March 16 2010 8:30 PM ET

COMMENTARY: I recently attended IGLHRC's 20th anniversary celebration, an awards presentation and fund-raiser promisingly called “A Celebration of Courage.” But I didn’t see much courage in what IGLHRC ise doing.

The acronym stands for International Gay and Lesbian Human Rights Commission, and the group is tasked with the mission, as its website states, of “advancing human rights for everyone, everywhere to end discrimination based on sexual orientation, gender identity, or gender expression.”

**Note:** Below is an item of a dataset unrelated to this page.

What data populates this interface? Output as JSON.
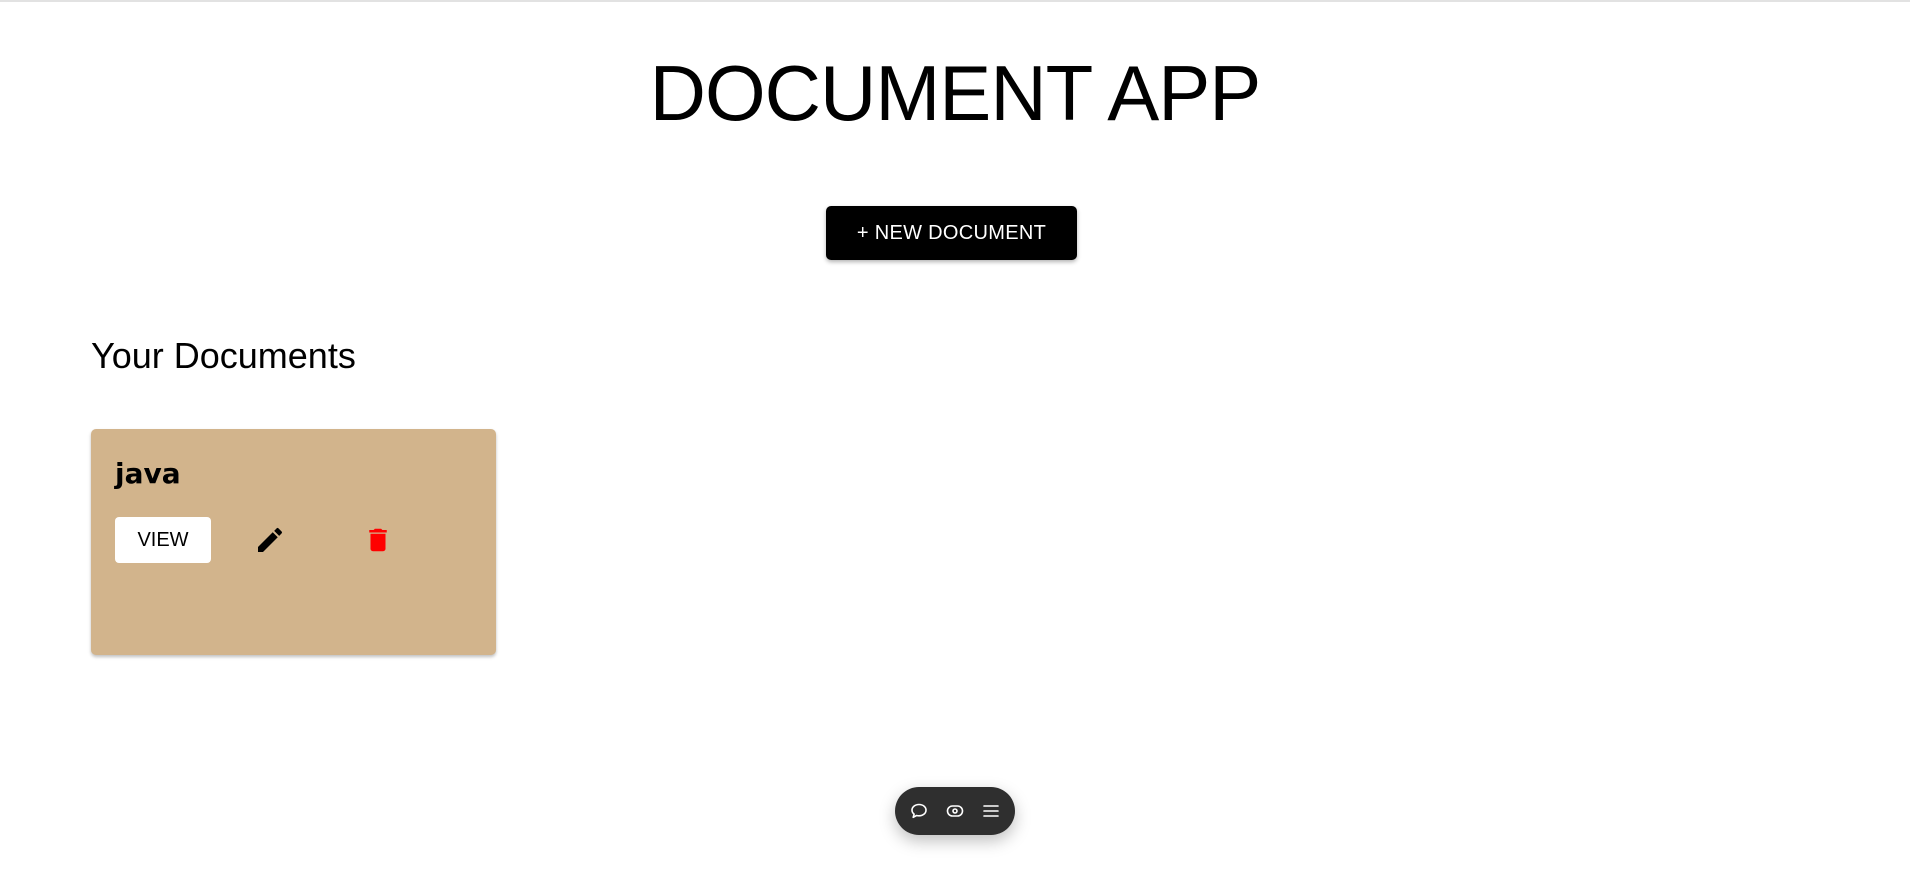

It was a nice event, a cocktail party at which my boyfriend and I made a donation; there were pretty views over New York from the penthouse at New York University’s Kimmel Center, white wine, and a serious, professional crowd. And the awards they gave were certainly well deserved: Barney Frank is indeed a vocal spokesman for our causes, and Colombia Diversa, Colombia’s LGBT advocacy group, did an amazing job of advancing LGBT rights in the country in record time.

However, what I heard about IGLHRC’s work left me not just unimpressed. It left me deeply disappointed.

I salute IGLHRC for its involvement in Uganda, where international pressure seems to have put a stop to a proposed law that would allow for the execution of gay people in certain circumstances. But all the rest of the talk was about work in countries where it’s actually pretty easy to advocate for LGBT rights and, while sometimes difficult, far from impossible to live as an out gay person: Mexico, Brazil, Jamaica, Belize.

Not one word about the places where the real atrocities against LGBT people take place today — the countries oppressed by Islam: for example, Iran, Saudi Arabia, Iraq (yes, even after the “liberation”), the Palestinian territories. Consider:

• These countries (and only these countries) have the death penalty for same-sex intercourse on their books: Saudi Arabia, Iran, Mauritania, Sudan, Yemen, and parts of Nigeria and Somalia. What do they have in common? They suffer from Islamic governments.